The Trace View: Tracking the Thought Loop
By instrumenting the agent with the @observe() decorator, we capture every turn of the conversation. This is especially critical during the Step 4 Validation Loop.
- Auditability: If a generated fix fails, we can see the exact stderr from dbt and how the agent parsed it to attempt a second fix.
- Prompt Iteration: We can compare different versions of the system_prompt to see which one produces the most syntactically correct SQL.
Cost and Latency: Managing the “GenAI Tax”
Production-grade systems require predictable costs. Langfuse allows us to monitor token usage in real-time.

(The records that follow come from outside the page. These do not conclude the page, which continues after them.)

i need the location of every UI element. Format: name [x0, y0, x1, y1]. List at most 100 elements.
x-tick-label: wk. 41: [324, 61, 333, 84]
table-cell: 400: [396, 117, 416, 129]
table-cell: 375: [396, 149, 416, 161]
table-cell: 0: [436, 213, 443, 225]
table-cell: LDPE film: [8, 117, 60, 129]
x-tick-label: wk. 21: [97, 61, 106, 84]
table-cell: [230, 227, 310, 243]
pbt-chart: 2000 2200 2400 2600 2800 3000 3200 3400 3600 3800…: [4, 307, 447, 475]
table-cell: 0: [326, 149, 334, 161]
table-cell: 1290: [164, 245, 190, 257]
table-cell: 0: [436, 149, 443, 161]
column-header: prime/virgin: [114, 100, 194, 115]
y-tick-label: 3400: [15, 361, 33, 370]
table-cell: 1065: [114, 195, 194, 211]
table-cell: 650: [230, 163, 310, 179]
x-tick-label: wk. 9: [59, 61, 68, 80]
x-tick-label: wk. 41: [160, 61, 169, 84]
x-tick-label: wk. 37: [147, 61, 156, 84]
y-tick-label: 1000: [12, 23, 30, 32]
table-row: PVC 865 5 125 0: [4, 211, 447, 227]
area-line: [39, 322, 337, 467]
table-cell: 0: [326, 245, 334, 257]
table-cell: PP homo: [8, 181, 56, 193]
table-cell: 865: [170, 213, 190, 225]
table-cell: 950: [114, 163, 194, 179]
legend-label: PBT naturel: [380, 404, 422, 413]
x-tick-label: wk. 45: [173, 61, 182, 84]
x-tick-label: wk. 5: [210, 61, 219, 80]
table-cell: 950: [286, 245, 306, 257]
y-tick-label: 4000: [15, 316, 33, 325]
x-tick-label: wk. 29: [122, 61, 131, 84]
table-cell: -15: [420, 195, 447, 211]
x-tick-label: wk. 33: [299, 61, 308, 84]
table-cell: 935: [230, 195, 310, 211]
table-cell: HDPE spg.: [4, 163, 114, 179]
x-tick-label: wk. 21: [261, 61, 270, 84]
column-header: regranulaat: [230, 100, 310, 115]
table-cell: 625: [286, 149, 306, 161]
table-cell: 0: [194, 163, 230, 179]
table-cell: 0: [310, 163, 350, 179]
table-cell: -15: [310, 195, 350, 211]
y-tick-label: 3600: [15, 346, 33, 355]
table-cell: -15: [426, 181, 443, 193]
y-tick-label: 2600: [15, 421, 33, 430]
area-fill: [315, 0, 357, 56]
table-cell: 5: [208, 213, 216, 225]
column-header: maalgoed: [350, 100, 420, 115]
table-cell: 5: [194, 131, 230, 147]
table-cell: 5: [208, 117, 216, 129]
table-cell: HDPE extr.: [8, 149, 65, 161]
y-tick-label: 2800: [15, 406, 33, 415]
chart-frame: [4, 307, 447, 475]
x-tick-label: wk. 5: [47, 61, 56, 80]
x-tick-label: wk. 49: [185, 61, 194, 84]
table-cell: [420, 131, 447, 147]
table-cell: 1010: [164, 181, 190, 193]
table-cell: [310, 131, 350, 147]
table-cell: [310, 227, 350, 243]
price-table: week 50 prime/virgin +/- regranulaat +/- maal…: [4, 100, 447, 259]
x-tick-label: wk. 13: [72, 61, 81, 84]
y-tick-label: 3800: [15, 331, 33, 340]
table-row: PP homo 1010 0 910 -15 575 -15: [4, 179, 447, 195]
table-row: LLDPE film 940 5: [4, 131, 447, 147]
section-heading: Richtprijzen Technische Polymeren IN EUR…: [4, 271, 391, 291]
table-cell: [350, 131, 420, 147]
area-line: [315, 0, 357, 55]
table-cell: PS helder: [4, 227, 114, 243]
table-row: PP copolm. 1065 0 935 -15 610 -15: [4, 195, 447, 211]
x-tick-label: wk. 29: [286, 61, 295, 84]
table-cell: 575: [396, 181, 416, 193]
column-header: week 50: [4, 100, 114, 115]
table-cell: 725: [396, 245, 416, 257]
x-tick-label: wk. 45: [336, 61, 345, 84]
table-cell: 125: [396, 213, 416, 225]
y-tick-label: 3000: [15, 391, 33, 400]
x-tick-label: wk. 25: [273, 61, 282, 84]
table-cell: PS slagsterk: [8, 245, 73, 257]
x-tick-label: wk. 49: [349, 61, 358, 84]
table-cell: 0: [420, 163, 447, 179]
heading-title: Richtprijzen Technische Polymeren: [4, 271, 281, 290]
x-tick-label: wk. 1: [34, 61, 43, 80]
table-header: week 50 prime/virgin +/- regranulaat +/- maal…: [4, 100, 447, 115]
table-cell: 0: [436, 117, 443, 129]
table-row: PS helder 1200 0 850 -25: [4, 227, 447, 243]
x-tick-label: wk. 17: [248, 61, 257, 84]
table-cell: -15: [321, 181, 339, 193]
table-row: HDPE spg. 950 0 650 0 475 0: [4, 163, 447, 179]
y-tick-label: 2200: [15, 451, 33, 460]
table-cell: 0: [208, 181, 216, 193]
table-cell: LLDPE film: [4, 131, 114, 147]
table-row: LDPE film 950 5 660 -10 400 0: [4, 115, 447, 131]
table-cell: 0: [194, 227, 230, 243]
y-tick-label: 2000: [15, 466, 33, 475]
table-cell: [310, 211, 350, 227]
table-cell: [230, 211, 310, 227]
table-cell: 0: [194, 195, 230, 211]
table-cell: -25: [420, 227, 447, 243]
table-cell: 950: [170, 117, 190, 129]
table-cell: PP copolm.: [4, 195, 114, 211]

- Constraint Efficacy: By following our “Minimum Viable Evidence” pattern, we can verify that the agent is staying within a tight token budget (typically < 2k tokens per run).
- Latency Bottlenecks: We can identify if specific tools—like read_source_definitions—are adding unnecessary delay to the MTTR.
The “Merge” Metric: Building the Golden Dataset
The ultimate goal is a high Merge Rate. We use Langfuse scores to track whether the human data engineer actually accepted the AI’s proposal.
- Feedback Loop: When an MR is merged, a GitLab webhook sends a score=1 to the specific Langfuse trace.
- Data Mining: Over time, these “thumbs up” traces become our Golden Dataset—a collection of verified dbt errors and their correct AI-generated fixes, perfect for future fine-tuning or regression testing.
Implementation Note:
from langfuse.decorators import observe @observe() async def dbt_ops_worker(error_log: str): # This single decorator captures all nested tool calls # and PydanticAI structured outputs automatically.
Production Hardening: Turning a Helpful Agent into a Safe System
Guardrails (non-negotiable)
- Repository Scope: The agent can only touch models/—it should never have access to profiles.yml or CI secrets.
- File Type Allowlist: Only .sql files.
- Branch Protections: Never push to main or master.
Evaluation: Proving It Works
| Metric | Target | Purpose |
| MTTR Reduction | > 40% | Measure speed gains. |
| Merge Rate | > 70% | Measure fix quality. |
| Compilation Pass Rate | > 90% | Measure syntax accuracy. |
Extending the System to “Larger Scale”
- Agent Routing: As you scale, use a “Classifier” to determine if the error is a Missing Column, a Schema Drift, or a Syntax Error, routing to specialized prompts for each.
- Shadow Mode: Run the agent in the background for a month, generating fixes but not opening MRs, to build a “Golden Dataset” for evaluation.
By versioning your agent’s traces alongside the actual human-corrected SQL that eventually merged, you create a fine-tuning dataset that can eventually be used to train a smaller, faster model (like GPT-4o-mini, Claude Haiku or an on-premise model) to perform the same task at a fraction of the cost.